Why are humans only allowed and shouldn't we be proactive and accept robots as equals now. We have a history of prejudice against groups and we seem clueless that we are heading their again.

lwansbrough 1052 days ago

Have you ever run an open resource with significant traffic before? People are absolutely abusive with their use of public websites and APIs. “This is why we can’t have nice things” is as relevant as ever.

Cloudflare provides a vital service that solves a real problem that breaks non-pragmatists brains.

danShumway 1052 days ago

> that breaks non-pragmatists brains

Often times when people say this, what they really mean is that they have different opinions about which tradeoffs are tolerable and which tradeoffs aren't.

Captchas are a nightmare for accessibility. Turnstile was designed to solve that problem, but is a nightmare for privacy-oriented and non-standard setups. Getting rid of both systems and blocking based purely on behavior or building entirely new metrics to block on would absolutely be a nightmare for website security.

It's all tradeoffs, but some of those tradeoffs get labeled as "pragmatic" and some of them get labeled as "idealistic" -- mostly just based on the personal values of whoever is making that distinction. The reality is that no matter which direction we go, somebody is going to get the short end of the stick. We all want to minimize harm, but we disagree about who that somebody getting the short end of the stick should be and how short of a stick they should get.

I agree that it's idealistic to claim that we can just let automated agents access any website and that it wouldn't be a nightmare for security.
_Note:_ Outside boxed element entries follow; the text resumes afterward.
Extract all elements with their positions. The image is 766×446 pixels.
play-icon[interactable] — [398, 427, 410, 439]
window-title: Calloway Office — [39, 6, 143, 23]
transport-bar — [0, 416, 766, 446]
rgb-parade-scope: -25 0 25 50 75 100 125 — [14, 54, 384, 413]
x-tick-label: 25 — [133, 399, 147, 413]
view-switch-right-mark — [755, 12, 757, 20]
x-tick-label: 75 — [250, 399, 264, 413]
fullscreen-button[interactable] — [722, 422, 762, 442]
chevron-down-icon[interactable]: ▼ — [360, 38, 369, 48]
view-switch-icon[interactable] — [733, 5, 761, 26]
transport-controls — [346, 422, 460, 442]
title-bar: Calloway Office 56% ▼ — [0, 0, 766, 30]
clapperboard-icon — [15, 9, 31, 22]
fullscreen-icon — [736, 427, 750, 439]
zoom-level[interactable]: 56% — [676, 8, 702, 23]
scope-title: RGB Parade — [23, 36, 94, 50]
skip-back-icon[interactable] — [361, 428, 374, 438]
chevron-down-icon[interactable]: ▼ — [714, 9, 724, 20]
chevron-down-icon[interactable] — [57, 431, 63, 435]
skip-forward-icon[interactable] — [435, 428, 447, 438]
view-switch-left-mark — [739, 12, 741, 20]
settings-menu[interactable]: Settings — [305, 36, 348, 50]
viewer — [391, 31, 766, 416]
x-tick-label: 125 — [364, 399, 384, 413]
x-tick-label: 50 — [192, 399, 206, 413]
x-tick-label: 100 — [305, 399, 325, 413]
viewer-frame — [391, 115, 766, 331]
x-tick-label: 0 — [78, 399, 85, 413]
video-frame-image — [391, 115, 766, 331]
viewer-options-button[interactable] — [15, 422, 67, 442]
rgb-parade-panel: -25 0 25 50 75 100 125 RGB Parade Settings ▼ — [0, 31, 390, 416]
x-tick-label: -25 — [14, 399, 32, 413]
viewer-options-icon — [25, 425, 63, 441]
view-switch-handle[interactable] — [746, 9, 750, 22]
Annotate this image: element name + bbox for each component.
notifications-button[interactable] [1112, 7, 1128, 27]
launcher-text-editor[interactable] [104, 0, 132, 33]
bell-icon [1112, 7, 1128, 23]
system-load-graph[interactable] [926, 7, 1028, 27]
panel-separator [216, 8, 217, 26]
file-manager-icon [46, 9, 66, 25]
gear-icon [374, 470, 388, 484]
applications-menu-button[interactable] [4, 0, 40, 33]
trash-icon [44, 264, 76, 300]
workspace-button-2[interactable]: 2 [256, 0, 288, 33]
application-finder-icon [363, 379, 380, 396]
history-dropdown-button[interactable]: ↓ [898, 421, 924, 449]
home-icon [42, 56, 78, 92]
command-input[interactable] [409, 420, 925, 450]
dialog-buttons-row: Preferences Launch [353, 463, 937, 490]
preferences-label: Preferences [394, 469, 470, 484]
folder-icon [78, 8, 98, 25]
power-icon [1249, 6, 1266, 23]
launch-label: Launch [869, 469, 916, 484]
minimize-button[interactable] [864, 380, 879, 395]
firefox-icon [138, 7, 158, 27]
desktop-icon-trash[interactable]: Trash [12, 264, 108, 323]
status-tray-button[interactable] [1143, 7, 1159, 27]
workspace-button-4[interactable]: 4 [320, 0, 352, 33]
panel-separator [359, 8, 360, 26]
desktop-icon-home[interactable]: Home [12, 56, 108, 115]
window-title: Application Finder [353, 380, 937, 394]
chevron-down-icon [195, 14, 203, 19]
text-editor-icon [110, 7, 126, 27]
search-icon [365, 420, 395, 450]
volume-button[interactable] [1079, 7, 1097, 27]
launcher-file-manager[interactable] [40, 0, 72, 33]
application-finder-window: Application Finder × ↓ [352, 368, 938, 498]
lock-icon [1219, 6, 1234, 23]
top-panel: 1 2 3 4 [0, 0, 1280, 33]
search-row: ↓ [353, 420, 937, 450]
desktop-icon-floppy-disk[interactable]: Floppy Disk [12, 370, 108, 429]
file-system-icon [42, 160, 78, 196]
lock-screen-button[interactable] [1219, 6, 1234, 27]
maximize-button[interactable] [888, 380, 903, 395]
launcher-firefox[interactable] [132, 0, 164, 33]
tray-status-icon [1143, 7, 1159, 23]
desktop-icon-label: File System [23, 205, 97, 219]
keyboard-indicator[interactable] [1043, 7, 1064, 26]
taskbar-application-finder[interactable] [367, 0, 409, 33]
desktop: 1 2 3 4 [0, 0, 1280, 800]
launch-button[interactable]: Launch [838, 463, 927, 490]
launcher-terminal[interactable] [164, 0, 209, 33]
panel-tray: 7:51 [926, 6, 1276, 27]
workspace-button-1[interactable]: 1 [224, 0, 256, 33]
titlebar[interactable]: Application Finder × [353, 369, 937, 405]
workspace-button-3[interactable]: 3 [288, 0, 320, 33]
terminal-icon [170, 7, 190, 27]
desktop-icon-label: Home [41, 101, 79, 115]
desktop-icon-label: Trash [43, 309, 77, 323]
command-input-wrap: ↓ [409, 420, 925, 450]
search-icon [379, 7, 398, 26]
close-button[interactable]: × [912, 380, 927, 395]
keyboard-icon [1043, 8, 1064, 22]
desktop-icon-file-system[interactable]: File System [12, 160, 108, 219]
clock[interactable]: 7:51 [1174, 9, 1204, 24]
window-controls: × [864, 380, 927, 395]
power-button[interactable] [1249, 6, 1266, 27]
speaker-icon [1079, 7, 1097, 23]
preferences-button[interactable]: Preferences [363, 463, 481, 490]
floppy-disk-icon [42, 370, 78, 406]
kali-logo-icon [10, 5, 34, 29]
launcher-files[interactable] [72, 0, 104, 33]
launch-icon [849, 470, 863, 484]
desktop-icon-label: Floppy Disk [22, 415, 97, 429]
However it is equally idealistic to claim that it is possible to fully secure websites against automated attacks without restricting disabled people, violating user autonomy, or harming the overall health of the open web. I do have sympathy for Cloudflare; they are trying to solve an impossible challenge. That's the key word: it's actually impossible. It's a challenge that can't be solved, we can only do the best we can do and that means accepting tradeoffs both for site security and for accessibility and access.

I disagree with Cloudflare about the exact degree to which solving that challenge justifies and excuses harming the open web and I disagree with Cloudflare's idealistic fantasy that fully solving that challenge is possible without significantly harming the open web. I disagree with some of their product directions and metrics not because I'm idealistic about alternatives but because I'm realistic about the outcomes of what Cloudflare is doing right now.

account42 1051 days ago

So block clients that are being abusive, not "bots".

dcow 1052 days ago

Of course I'd agree that if a robot is following the rules and behaving indistinguishably from a human but maybe just a little more quickly, then it shouldn't be pre-judged (and our detection should accommodate). But here we're talking about robots without agency being e.g. used in botnets to abuse services, or otherwise not following the rules.

ipaddr 1052 days ago

All clients follow the rules if you enforce them. Break rate limit and get a timeout. Settle your payment before you send the product using bitcoin instead of Visa which is not able to do this.

semiquaver 1052 days ago

You’re so close to getting it.

  > Break rate limit and get a timeout

And what exactly should the rate limit key be? From your username I’m sure you are aware that it can’t be the IP address.

It sounds like you’re coming at this from an authenticated API perspective where client identity is a given and anonymous access is the exception. The web inverts this, making everything much more difficult and necessitating the sort of fingerprinting that is at issue in this article and I presume you are opposed to.

enigmurl 1052 days ago

Isn't the point that Cloudfare is essentially enforcing the rules then?